Saturday, January 17
In the afternoon, we drove to a part of Lincoln I've never been in. One of those little urban bubble regions caught somewhere between modern stripmall decay and old-school town center. We found a used book & record store, an acoustic instrument place, a dusty, dim-lit luthier's shop. After the stores, we sat and drank coffee and talked about Led Zeppelin while the streets outside slid into wet and murk.
At the luthier's, there was a stack of newsletters from the Walnut Valley Association, the people who put on the festival at Winfield, KS every year - bluegrass and kindred musics, campgrounds and countless jam sessions. Later that evening I was going through a stack of Levi's pictures and there was one I snapped in the near-dark at Winfield on Saturday night while other people made music.
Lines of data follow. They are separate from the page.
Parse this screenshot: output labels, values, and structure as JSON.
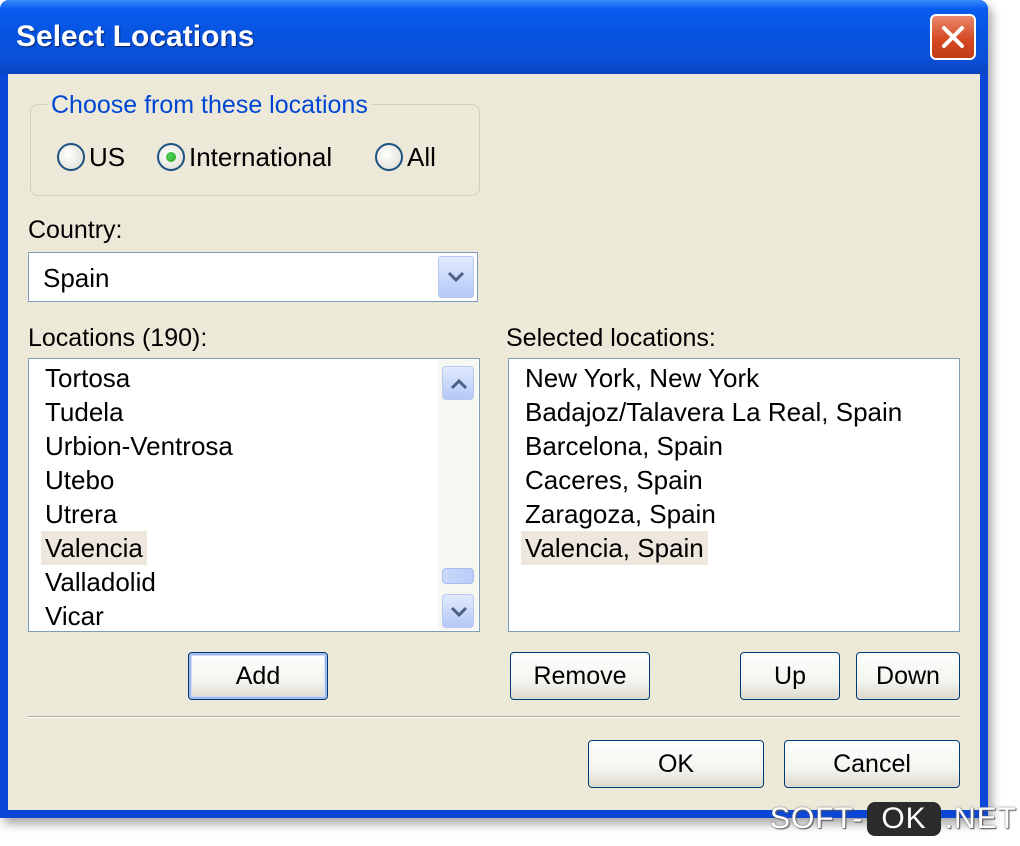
{
  "window": {
    "title": "Select Locations"
  },
  "filter_group": {
    "label": "Choose from these locations",
    "options": [
      {
        "label": "US",
        "selected": false
      },
      {
        "label": "International",
        "selected": true
      },
      {
        "label": "All",
        "selected": false
      }
    ]
  },
  "country": {
    "label": "Country:",
    "value": "Spain"
  },
  "locations": {
    "label": "Locations (190):",
    "items": [
      "Tortosa",
      "Tudela",
      "Urbion-Ventrosa",
      "Utebo",
      "Utrera",
      "Valencia",
      "Valladolid",
      "Vicar"
    ],
    "selected": "Valencia"
  },
  "selected_locations": {
    "label": "Selected locations:",
    "items": [
      "New York, New York",
      "Badajoz/Talavera La Real, Spain",
      "Barcelona, Spain",
      "Caceres, Spain",
      "Zaragoza, Spain",
      "Valencia, Spain"
    ],
    "selected": "Valencia, Spain"
  },
  "buttons": {
    "add": "Add",
    "remove": "Remove",
    "up": "Up",
    "down": "Down",
    "ok": "OK",
    "cancel": "Cancel"
  },
  "watermark": {
    "left": "SOFT-",
    "mid": "OK",
    "right": ".NET"
  }
}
Part of a moment I figured was lost to everything but my memory, outlined in the flash. I wonder about the dangers of obsession with record-making - all of those parents with camcorders, washed out altar-level footage of weddings, history built of bad photo ops - but I have to see the value in a picture like that.
Even important stuff you forget, because forgetting is in the nature of things, and then you look and it comes back - not the way it is in the photograph, because cameras lie as sure as anything else most of the time, but something like the way you saw it and if you're lucky you saw it for what it was. It's not that the picture makes it any more real, only that it can help you hold the reality again for a little bit.
Every time I walk in the door of a guitar shop I feel that strange tension between wanting to take those beautiful objects down off the wall and make noise, and the certainty that I would only make a fool of myself.
Strange, I'm not too much afflicted by that fear here, justified as I would likely be.